A reportagem da Folha de São Paulo afirma que o ministro Alexandre de Moraes determinou à Receita Federal que apure possível quebra de sigilo de dados envolvendo ministros do STF e cerca de 100 familiares. A medida seria parte do inquérito das Fake News, aberto em 2019 e relatado por Moraes.
Segundo a publicação, a Receita iniciou um rastreamento interno para verificar acessos a dados fiscais. O levantamento envolve aproximadamente 80 sistemas do órgão e pode exigir cerca de 8 mil checagens. Os relatórios já concluídos devem ser encaminhados ao gabinete de Moraes.

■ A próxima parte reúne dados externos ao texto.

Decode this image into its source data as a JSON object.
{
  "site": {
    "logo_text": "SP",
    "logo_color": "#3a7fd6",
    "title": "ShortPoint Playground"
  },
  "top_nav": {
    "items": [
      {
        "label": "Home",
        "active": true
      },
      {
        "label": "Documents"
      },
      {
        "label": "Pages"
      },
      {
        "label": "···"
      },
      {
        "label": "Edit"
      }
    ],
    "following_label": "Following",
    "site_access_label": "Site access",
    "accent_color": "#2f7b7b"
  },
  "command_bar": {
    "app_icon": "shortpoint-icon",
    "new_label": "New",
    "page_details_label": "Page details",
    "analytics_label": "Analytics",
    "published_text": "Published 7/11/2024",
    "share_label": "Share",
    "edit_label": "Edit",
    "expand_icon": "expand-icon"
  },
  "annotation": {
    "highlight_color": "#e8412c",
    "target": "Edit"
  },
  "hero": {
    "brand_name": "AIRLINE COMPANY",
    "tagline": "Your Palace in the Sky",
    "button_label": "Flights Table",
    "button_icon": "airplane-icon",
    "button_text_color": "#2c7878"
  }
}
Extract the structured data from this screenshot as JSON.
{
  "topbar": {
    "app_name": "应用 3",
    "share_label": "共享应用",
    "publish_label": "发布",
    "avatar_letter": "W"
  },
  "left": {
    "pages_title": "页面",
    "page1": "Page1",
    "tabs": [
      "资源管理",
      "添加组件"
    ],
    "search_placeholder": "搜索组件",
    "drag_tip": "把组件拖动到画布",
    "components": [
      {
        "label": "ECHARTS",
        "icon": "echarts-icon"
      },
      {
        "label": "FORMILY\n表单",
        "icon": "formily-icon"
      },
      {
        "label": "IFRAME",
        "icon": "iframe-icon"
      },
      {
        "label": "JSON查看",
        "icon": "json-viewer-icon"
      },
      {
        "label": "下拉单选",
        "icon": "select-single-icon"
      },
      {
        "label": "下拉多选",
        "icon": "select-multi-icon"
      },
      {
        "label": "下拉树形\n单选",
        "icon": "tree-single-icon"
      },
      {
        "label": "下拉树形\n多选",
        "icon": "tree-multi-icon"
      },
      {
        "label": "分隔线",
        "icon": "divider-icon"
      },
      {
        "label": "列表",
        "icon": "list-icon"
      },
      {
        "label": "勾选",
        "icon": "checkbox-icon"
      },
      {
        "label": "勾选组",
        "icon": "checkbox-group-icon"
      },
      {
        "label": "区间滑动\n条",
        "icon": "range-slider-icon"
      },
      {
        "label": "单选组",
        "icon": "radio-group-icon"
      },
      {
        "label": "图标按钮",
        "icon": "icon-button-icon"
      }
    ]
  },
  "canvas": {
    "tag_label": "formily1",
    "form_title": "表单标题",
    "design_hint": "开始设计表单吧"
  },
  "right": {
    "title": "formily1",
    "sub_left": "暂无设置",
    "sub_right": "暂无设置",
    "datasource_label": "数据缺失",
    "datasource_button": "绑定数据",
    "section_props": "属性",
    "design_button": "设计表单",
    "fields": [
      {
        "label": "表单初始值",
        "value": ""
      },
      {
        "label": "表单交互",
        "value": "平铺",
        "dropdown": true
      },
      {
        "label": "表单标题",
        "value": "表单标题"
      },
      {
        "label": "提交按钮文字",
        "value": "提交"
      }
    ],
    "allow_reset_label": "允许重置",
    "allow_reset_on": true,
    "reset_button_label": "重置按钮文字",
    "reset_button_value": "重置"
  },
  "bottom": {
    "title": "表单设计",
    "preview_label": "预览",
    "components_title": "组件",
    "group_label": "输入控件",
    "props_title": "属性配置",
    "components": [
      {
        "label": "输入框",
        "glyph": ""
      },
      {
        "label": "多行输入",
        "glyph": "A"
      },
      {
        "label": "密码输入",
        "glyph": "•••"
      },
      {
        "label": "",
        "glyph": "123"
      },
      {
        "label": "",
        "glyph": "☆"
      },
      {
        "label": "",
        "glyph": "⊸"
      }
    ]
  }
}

A apuração envolve o Conselho de Controle de Atividades Financeiras, o Coaf, segundo a reportagem. Moraes solicitou a investigação há cerca de três semanas, e a lista não traz nomes específicos, apenas o vínculo com ministros do STF e familiares, conforme o jornal.
A crise atual envolve também o Banco Master, de Daniel Vorcaro, investigado pela Polícia Federal. Há menos de um mês, ministros do STF passaram a mencionar possíveis vazamentos de informações protegidas por sigilo bancário e fiscal após a divulgação de dados que ligariam familiares de Moraes e de Dias Toffoli ao banco.
A Gazeta do Povo procurou a Receita Federal e o STF para comentar a apuração, mas não obteve resposta até o fechamento desta matéria. O texto será atualizado caso haja manifestação dos órgãos citados, segundo a reportagem.
A Receita informou à Folha que não comenta ordens judiciais para preservar o sigilo das informações. O órgão afirmou que o processo tramita sob sigilo de Justiça e que apenas o STF pode autorizar eventual divulgação.